SONGS FOR A BETTER LIFE
We took a wrong turn and ended up hooked on heroin. Then we took another wrong turn and ended up on the freeway. It turned into a dried up riverbed that was longer than a holiday weekend. The conversation we had was so far beneath us. We were high as balsa wood flyers. You searched the stations for a better song. I searched the riverbed for answers and a means of egress. Nothing. We were going somewhere once. Children. A mortgage. Tuscaloosa. It seemed that now we were just waiting for the dam to crack in the rearview and the riverbed to fill. The icy surge would surely overtake us and the mangy H we rode in on.
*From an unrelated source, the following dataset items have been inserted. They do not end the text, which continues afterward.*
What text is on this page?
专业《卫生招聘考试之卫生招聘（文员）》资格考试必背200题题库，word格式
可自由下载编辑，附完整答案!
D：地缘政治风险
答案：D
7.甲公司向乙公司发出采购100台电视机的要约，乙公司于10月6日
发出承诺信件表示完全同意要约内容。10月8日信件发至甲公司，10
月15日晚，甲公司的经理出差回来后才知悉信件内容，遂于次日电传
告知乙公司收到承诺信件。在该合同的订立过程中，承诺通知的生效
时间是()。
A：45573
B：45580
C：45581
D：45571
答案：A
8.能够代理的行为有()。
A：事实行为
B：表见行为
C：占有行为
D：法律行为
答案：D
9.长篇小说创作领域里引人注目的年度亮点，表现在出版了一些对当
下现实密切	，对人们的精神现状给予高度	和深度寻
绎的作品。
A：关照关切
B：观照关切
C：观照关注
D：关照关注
It’s Not Easy Being Green Cheese
I’d been measuring the months in unpaid bills and prepaid calling cards (although no one answered the phone anymore when I called), existing in an endless interval between upstart shutdowns and Powerball winners. This morning I skipped the mirror and went out into the world. The world had decided to skip me, I realized, when my foot fell into a puddle of dark matter and kept on falling. I ended up eating lunch on the dark side of the moon, mooning nosy satellites and tossing bread crusts to less finicky and more likeable cosmic cowgirls. I longed for longer relationships, a sense of balance, the perfect cup of coffee. What I got instead was a spectacular view of galaxies slow-motion salsa dancing and I guess I can think of worse ways to spend a few lifetimes.